Artigo traduzido por Hilton Sousa. O original está aqui (publicado no Jornal Americano de Nutrição Clínica :-)

por Arne Astrup

Quase todas as diretrizes dietárias internacionais recomendam uma redução nas gorduras saturadas (SFA) como intervenção-chave para reduzir a incidência e mortalidade por doença cardiovascular (CVD). Isso foi traduzido em aconselhamentos para reduzir a ingestão das maiores fontes de SFA - ou seja, laticínios, carnes e ovos. Entretanto, meta-análises recentes tanto de estudos observacionais quanto de testes randomizados controlados não apenas levantaram dúvidas sobre a substanciação científica para tal aconselhamento, mas na prática minaram tais hipóteses.
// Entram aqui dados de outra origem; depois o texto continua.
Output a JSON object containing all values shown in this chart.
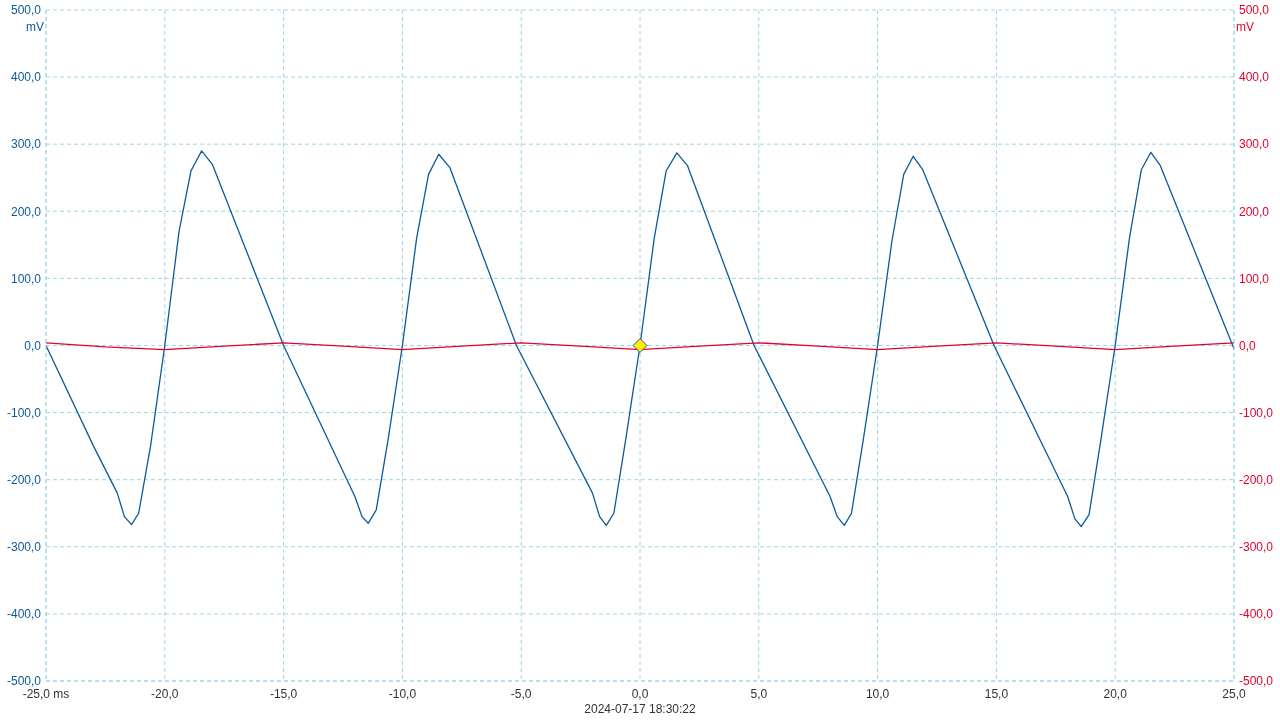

Tornou-se claro que existe uma necessidade para uma abordagem completamente diferente, com aconselhamento que seja baseado em alimentos ao invés de em nutrientes.
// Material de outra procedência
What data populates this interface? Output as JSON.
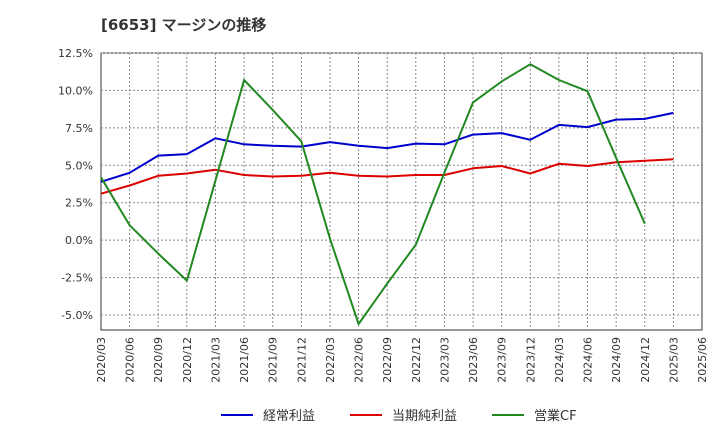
{
  "title": "[6653]  マージンの推移",
  "chart_data": {
    "type": "line",
    "x": [
      "2020/03",
      "2020/06",
      "2020/09",
      "2020/12",
      "2021/03",
      "2021/06",
      "2021/09",
      "2021/12",
      "2022/03",
      "2022/06",
      "2022/09",
      "2022/12",
      "2023/03",
      "2023/06",
      "2023/09",
      "2023/12",
      "2024/03",
      "2024/06",
      "2024/09",
      "2024/12",
      "2025/03",
      "2025/06"
    ],
    "ylim": [
      -6.0,
      12.5
    ],
    "yticks": [
      12.5,
      10.0,
      7.5,
      5.0,
      2.5,
      0.0,
      -2.5,
      -5.0
    ],
    "ytick_labels": [
      "12.5%",
      "10.0%",
      "7.5%",
      "5.0%",
      "2.5%",
      "0.0%",
      "-2.5%",
      "-5.0%"
    ],
    "grid": true,
    "legend_position": "bottom",
    "series": [
      {
        "name": "経常利益",
        "color": "#0000cc",
        "values": [
          3.9,
          4.5,
          5.65,
          5.75,
          6.8,
          6.4,
          6.3,
          6.25,
          6.55,
          6.3,
          6.15,
          6.45,
          6.4,
          7.05,
          7.15,
          6.7,
          7.7,
          7.55,
          8.05,
          8.1,
          8.5,
          null
        ]
      },
      {
        "name": "当期純利益",
        "color": "#dd0000",
        "values": [
          3.1,
          3.65,
          4.3,
          4.45,
          4.7,
          4.35,
          4.25,
          4.3,
          4.5,
          4.3,
          4.25,
          4.35,
          4.35,
          4.8,
          4.95,
          4.45,
          5.1,
          4.95,
          5.2,
          5.3,
          5.4,
          null
        ]
      },
      {
        "name": "営業CF",
        "color": "#228822",
        "values": [
          4.2,
          1.0,
          -0.9,
          -2.7,
          4.0,
          10.7,
          8.7,
          6.6,
          0.1,
          -5.6,
          -2.9,
          -0.3,
          4.5,
          9.2,
          10.6,
          11.75,
          10.7,
          9.95,
          5.5,
          1.1,
          null,
          null
        ]
      }
    ]
  }
}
A evidência que suporta a redução da SFA repousa em um argumento de 2 passos:

"Um corpo de evidências sólido indica que ingestão mais alta da maioria das SFAs (A) está associada com níveis mais altos de colesterol total e colesterol LDL (B). Níveis mais altos de colesterol total e de LDL (B) são fatores de risco para CVD (C)" [1]
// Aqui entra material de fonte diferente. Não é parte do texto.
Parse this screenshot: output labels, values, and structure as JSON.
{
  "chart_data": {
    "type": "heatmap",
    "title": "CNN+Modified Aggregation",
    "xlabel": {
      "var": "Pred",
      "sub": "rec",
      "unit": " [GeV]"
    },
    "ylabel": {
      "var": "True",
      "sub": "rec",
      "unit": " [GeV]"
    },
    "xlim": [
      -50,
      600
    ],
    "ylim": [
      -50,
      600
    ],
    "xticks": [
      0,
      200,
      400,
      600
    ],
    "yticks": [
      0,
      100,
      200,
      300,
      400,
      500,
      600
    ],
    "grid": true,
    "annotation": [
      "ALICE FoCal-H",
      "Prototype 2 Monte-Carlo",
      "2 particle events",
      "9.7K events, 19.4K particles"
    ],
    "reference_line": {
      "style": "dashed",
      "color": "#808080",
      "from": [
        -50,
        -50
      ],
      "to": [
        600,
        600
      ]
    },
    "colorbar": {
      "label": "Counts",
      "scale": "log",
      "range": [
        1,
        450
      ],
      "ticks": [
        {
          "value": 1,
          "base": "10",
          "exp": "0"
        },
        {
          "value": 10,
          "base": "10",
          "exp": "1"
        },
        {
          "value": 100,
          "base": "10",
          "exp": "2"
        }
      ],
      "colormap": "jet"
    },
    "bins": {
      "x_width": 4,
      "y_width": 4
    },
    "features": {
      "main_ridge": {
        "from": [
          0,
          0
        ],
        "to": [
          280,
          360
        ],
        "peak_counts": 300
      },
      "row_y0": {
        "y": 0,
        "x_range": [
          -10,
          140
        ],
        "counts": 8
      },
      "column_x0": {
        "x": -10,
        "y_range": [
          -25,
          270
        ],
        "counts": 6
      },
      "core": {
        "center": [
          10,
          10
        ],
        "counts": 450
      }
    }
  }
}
A maioria interpretaria a afirmação acima como evidência de relação causal entre a ingestão de SFA (A) e a CVD (C), mas isso na prática é uma premissa de que concentrações aumentadas de LDL (B) sempre vão aumentar o risco de CVD (C). A relação entre gorduras dietárias (e outros componentes dietários) e CVD é, entretanto, muito mais complexa, e tal premissa não leva em consideração a importância do tamanho das partículas de LDL, os efeitos do HDL e outros mediatores dos processos ateroscleróticos, trombóticos e trombolíticos. [2].

SFA e CVD


Mais meta-análises recentes que compararam ingestões altas e baixas de SFA falharam em encontrar qualquer aumento de risco para CVD. Siri-Tarino et al. [3] compararam quantis extremos de ingestão de SFA e não encontraram risco relativo diferente de 1.0. Entretanto, tornou-se óbvio que os diferentes ácidos graxos derivados de diferentes alimentos não tem os mesmos efeitos biológicos, e que a matriz alimentar dentro da qual são entregues modifica seu efeito. Então os efeitos de saúde de qualquer matriz alimentar rica em SFA não podem ser previstos somente com base no "conteúdo total de gordura saturada" dado pelo rótulo. Há uma necessidade de se ver o efeito de saúde das "comidas integrais" (N.T.: o sentido de "integral" aqui refere-se a comidas pouco ou nada processadas) e de usar biomarcadores para melhorar a validade da ingestão habitual de alimentos em estudos observacionais e a aderência em estudos randomizados controlados (RCTs).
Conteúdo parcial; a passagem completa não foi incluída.